Readers likely remember well the recent influx of immigrants who were children, and came to the United States, alone. While discussions about that particular incident have since died down, it does not mean that the practice has stopped. In fact, according to information recently provided by the U.S. Border and Customs Protection, in the course of the last two months, more than 10,000 children, who do not have proper documentation, have been caught as they made their way into the nation.
The number of immigrant children in this situation more than doubled between Oct. 1 and Nov. 30, as compared to the previous year. This is of concern for multiple reasons. The first is the violence in many of these nations tied to drug and gang violence that prompts the young people to look for a better living situation. Next, what happens to the kids once they get here. According to the White House, children in this situation may become victims of sexual abuse or violent crime.

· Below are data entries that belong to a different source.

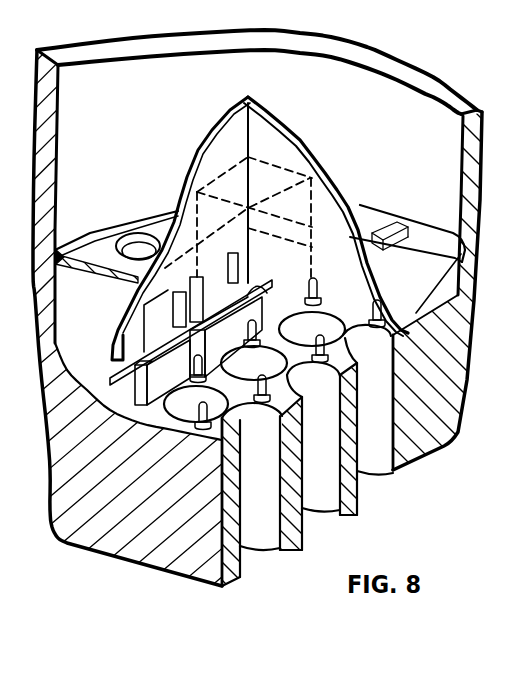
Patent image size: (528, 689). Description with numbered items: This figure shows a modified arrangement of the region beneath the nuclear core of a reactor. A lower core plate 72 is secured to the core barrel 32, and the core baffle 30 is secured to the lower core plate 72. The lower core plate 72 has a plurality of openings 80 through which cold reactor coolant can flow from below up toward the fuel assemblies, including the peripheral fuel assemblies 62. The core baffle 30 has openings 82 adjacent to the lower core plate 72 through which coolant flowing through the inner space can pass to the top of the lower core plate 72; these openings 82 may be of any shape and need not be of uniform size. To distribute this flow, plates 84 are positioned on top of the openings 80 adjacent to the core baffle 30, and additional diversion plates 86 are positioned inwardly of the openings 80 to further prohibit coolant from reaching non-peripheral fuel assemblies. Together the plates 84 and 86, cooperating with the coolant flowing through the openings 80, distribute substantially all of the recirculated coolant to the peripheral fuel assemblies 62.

The core baffle 30 is at (291, 130).
The core barrel 32 is at (185, 37).
The peripheral fuel assemblies 62 is at (305, 162).
The lower core plate 72 is at (157, 557).
The openings 80 is at (322, 306).
The openings 82 is at (199, 287).
The plates 84 is at (181, 336).
The diversion plates 86 is at (238, 312).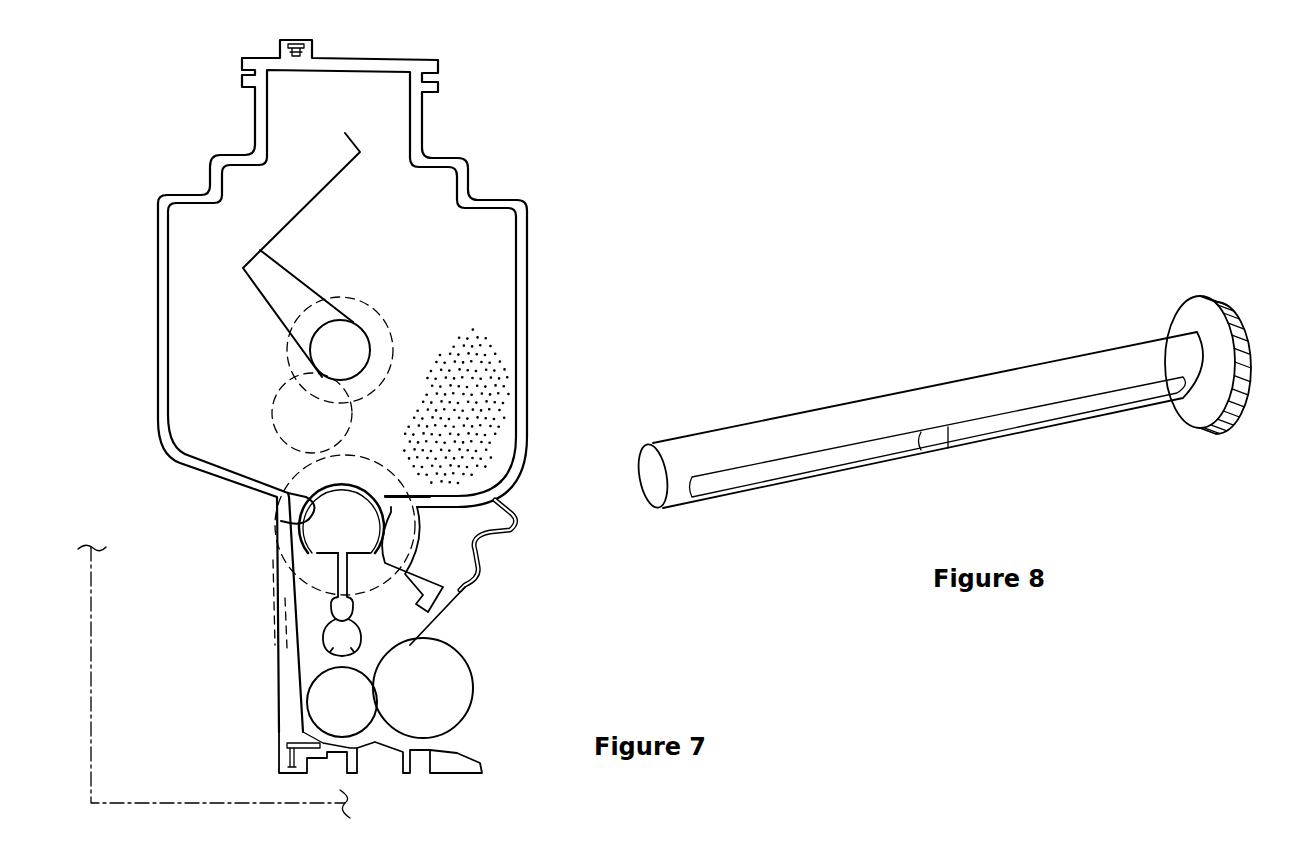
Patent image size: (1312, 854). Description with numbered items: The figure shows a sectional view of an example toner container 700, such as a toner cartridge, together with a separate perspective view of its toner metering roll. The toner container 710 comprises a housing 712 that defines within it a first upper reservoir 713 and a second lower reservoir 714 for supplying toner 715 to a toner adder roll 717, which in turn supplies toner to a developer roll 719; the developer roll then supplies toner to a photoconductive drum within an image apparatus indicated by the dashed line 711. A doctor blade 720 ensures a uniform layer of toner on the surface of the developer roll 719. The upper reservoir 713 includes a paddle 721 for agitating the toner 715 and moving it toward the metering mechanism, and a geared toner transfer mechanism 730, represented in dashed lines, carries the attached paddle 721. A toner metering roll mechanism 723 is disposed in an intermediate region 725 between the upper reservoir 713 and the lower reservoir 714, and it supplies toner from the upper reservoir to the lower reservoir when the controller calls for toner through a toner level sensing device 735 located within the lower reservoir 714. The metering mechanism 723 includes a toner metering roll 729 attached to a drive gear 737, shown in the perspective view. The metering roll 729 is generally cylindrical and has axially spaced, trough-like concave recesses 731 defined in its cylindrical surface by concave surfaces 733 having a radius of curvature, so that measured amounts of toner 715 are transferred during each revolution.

In FIG. 7, the toner container 700 is at (133, 113).
In FIG. 7, the toner container 710 is at (515, 176).
In FIG. 7, the dashed line 711 is at (91, 677).
In FIG. 7, the housing 712 is at (528, 229).
In FIG. 7, the first upper reservoir 713 is at (465, 268).
In FIG. 7, the second lower reservoir 714 is at (292, 650).
In FIG. 7, the toner 715 is at (487, 400).
In FIG. 7, the toner adder roll 717 is at (306, 688).
In FIG. 7, the developer roll 719 is at (480, 670).
In FIG. 7, the doctor blade 720 is at (433, 627).
In FIG. 7, the paddle 721 is at (258, 298).
In FIG. 7, the toner metering roll mechanism 723 is at (320, 532).
In FIG. 7, the intermediate region 725 is at (316, 520).
In FIG. 7, the toner metering roll 729 is at (348, 497).
In FIG. 8, the toner metering roll 729 is at (808, 388).
In FIG. 7, the toner transfer mechanism 730 is at (353, 293).
In FIG. 8, the concave recesses 731 is at (870, 458).
In FIG. 7, the concave surfaces 733 is at (352, 565).
In FIG. 8, the concave surfaces 733 is at (787, 470).
In FIG. 7, the toner level sensing device 735 is at (338, 583).
In FIG. 7, the drive gear 737 is at (413, 529).
In FIG. 8, the drive gear 737 is at (1227, 302).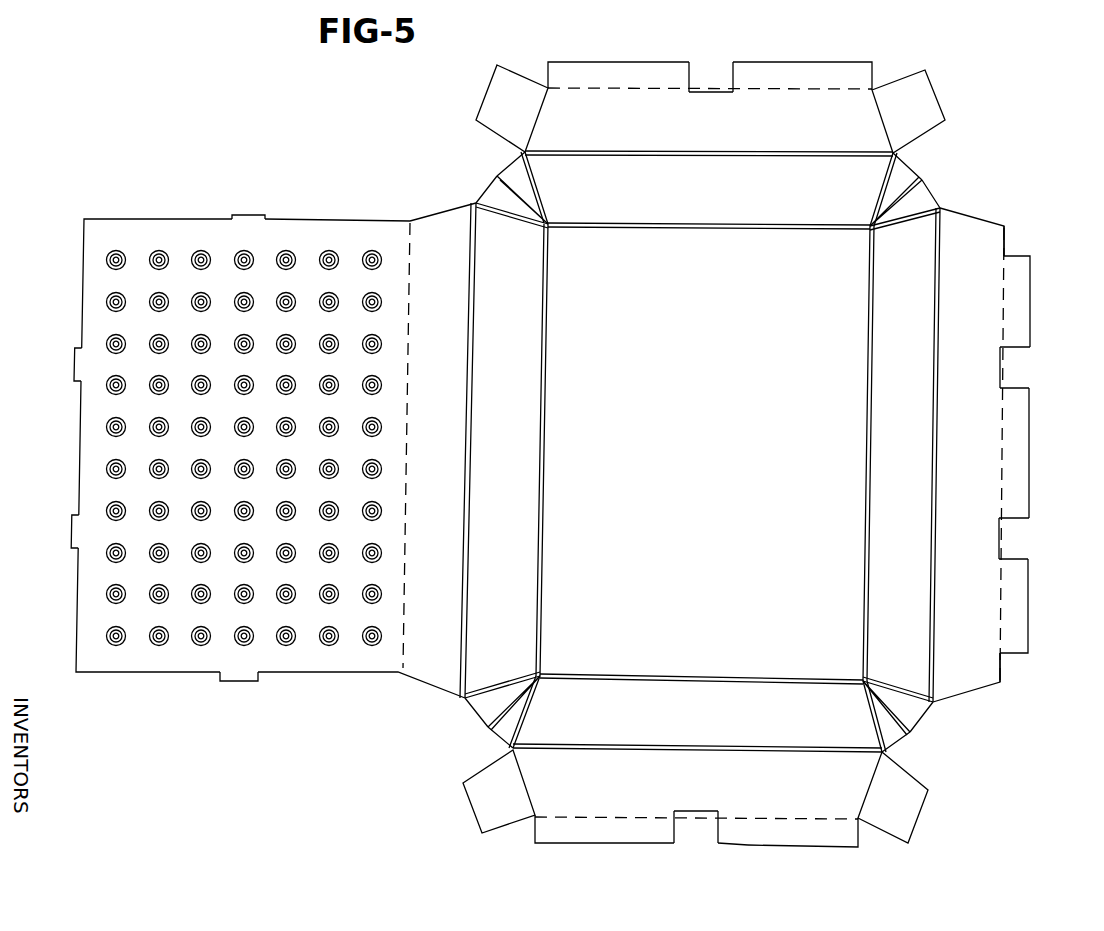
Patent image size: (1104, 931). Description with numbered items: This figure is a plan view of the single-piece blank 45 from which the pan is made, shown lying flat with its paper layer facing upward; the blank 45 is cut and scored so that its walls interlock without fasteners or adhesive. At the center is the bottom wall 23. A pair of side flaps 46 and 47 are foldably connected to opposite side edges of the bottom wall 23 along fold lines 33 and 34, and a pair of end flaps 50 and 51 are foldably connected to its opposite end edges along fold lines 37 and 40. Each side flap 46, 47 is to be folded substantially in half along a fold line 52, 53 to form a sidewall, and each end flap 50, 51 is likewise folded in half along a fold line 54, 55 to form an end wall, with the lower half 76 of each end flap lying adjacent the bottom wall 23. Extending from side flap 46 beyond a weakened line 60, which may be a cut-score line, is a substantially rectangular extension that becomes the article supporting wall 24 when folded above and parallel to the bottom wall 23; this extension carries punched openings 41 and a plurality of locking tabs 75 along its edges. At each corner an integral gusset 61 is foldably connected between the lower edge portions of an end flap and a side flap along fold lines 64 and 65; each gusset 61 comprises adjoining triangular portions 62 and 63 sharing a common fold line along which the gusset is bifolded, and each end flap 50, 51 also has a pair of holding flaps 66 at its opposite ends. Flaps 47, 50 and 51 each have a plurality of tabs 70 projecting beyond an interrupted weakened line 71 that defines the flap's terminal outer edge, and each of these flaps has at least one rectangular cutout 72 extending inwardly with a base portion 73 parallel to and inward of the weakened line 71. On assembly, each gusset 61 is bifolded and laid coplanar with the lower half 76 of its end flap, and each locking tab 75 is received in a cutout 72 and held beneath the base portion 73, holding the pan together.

The bottom wall 23 is at (690, 463).
The article supporting wall 24 is at (150, 228).
The fold line 33 is at (547, 425).
The fold line 34 is at (866, 413).
The fold line 37 is at (665, 675).
The fold line 40 is at (700, 225).
The openings 41 is at (157, 646).
The blank 45 is at (312, 160).
The side flap 46 is at (447, 192).
The side flap 47 is at (973, 184).
The end flap 50 is at (449, 751).
The end flap 51 is at (474, 128).
The fold line 52 is at (473, 502).
The fold line 53 is at (938, 477).
The fold line 54 is at (615, 748).
The fold line 55 is at (675, 153).
The weakened line 60 is at (405, 437).
The integral gusset 61 is at (503, 162).
The triangular portion 62 is at (528, 200).
The triangular portion 63 is at (497, 197).
The fold line 64 is at (537, 185).
The fold line 65 is at (510, 215).
The holding flap 66 is at (497, 92).
The tab 70 is at (742, 65).
The interrupted weakened line 71 is at (790, 90).
The rectangular cutout 72 is at (687, 75).
The base portion 73 is at (707, 88).
The locking tab 75 is at (247, 218).
The lower half 76 is at (780, 212).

The children who make it to the border, but are then captured, are placed in temporary housing until their deportation proceeding takes place or a relative already in the U.S. takes custody. Among other things, people in this situation nay receive access to healthcare and an education. Last month, an additional 500 beds were added by the Office of Refugee Resettlement to these facilities.
While many of these young people must rely upon pro bono lawyers to build a case to keep them here, if one can afford an immigration lawyer it is a good approach. Among other things they may pursue special juvenile status or special immigrant juvenile status.